- Можно! – обрадовалась та. – Давай адресок черкну.
…На дорожку ещё посидели, повздыхали.
- Ну, девчата, не горюйте! – поднялась первой баба Маша. – А напоследок послушайтесь старуху: радуйтесь. Завсегда радуйтесь, девоньки, жизни; ведь она – одна у нас. И не гневите Бога: сколько дал, столько и примите с благодарностью.
И она низко, в пояс, поклонилась: «Прощавайте, дорогие».
* * *
- Наташка, слушай! – сказала Кира. – Я ведь только сейчас сообразила: не зря нашу бабу Машу так назвали: Мария! Ведь она как матерь!
- А и точно! – поразилась та.
Прошло уже три дня, как уехала баба Маша, а все только о ней и вспоминали и бесконечно сокрушались: мало, непростительно мало говорили они с ней. Надо было слушать и слушать, а они… То обед, то ужин, то тихий час! Кто вернёт теперь недосказанное, кто?!

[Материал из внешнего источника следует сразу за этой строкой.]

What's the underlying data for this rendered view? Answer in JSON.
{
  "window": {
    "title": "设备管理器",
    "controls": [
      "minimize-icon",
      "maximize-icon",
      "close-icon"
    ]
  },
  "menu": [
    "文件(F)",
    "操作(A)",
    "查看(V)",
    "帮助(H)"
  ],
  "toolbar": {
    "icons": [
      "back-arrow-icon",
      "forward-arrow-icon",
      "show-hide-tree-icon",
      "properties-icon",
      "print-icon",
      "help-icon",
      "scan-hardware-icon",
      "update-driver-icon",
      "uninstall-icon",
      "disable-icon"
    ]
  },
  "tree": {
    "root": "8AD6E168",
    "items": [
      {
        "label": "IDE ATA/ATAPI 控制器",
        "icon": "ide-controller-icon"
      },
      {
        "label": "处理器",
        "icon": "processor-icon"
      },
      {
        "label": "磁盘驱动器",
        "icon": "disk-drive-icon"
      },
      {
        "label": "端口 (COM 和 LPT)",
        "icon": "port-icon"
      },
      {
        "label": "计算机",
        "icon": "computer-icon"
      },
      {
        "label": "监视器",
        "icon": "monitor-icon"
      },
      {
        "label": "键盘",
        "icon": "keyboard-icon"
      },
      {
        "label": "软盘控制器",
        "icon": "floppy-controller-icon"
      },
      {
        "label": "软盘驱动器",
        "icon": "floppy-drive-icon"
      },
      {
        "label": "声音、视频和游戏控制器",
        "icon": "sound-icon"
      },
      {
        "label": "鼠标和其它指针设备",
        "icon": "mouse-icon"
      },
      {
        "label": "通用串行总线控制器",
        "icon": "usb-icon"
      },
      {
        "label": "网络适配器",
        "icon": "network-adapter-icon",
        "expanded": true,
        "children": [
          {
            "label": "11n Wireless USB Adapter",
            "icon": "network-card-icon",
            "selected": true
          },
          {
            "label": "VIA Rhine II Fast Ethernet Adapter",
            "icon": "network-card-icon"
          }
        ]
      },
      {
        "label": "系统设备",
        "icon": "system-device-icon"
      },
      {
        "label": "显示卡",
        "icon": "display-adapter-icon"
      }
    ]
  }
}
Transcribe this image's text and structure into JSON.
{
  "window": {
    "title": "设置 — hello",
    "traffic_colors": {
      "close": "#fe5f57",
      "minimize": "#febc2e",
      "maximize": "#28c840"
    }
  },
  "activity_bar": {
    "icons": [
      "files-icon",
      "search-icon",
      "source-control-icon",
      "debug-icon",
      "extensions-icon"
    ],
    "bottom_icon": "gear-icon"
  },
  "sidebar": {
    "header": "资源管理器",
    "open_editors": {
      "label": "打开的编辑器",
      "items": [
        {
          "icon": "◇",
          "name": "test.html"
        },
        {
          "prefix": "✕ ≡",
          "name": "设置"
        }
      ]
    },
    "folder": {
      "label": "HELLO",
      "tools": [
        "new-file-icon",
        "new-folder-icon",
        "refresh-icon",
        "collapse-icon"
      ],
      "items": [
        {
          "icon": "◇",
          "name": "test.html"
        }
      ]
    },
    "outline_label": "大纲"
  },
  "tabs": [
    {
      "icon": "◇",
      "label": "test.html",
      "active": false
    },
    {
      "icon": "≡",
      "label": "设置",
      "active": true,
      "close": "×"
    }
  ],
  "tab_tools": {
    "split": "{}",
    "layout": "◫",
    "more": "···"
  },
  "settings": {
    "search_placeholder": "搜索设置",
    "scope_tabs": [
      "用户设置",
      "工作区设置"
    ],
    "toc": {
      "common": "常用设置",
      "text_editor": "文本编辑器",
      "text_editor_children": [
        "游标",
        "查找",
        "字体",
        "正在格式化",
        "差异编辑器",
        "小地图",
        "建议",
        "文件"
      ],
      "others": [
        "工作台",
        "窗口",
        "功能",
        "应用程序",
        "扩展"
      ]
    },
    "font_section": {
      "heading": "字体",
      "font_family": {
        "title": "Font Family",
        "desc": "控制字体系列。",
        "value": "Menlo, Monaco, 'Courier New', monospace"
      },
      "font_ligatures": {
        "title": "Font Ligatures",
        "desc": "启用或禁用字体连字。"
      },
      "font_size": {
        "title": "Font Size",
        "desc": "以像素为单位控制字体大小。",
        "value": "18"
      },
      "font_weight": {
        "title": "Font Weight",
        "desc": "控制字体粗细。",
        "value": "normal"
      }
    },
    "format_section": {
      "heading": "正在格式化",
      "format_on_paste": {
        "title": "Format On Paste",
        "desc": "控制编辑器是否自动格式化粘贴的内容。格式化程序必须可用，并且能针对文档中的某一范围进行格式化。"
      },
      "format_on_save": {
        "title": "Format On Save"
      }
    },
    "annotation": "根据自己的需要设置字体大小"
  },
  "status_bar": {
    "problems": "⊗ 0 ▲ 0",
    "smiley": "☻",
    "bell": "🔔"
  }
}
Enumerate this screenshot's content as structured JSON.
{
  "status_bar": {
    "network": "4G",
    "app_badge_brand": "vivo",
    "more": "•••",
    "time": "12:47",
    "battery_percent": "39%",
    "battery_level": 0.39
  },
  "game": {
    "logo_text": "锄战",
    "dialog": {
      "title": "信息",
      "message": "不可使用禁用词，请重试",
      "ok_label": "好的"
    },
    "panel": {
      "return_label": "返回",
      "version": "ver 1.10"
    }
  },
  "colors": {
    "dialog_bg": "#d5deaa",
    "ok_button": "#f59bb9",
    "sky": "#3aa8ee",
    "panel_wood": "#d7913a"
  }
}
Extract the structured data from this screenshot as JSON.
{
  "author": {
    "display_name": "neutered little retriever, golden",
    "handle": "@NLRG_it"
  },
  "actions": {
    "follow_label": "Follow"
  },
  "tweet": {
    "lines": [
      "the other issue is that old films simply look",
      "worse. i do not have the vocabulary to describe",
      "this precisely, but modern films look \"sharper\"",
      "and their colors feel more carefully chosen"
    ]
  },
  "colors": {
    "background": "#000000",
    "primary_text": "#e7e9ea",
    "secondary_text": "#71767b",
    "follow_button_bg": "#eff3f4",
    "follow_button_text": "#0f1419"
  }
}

Кира от души радовалась, что попросила у бабы Маши адрес, и остальные соглашались: молодец, сообразила. Адрес переписали и себе, и только одно это сейчас утешало.
- А всё-таки, девочки, письмо – это не то, что вживую с ней поговорить, - подытожила Людмила.
- Ничего, - успокоила Кира. – Письмо – тоже хорошо… Представляете, а если б её не к нам подселили? Вот что было бы ужасно!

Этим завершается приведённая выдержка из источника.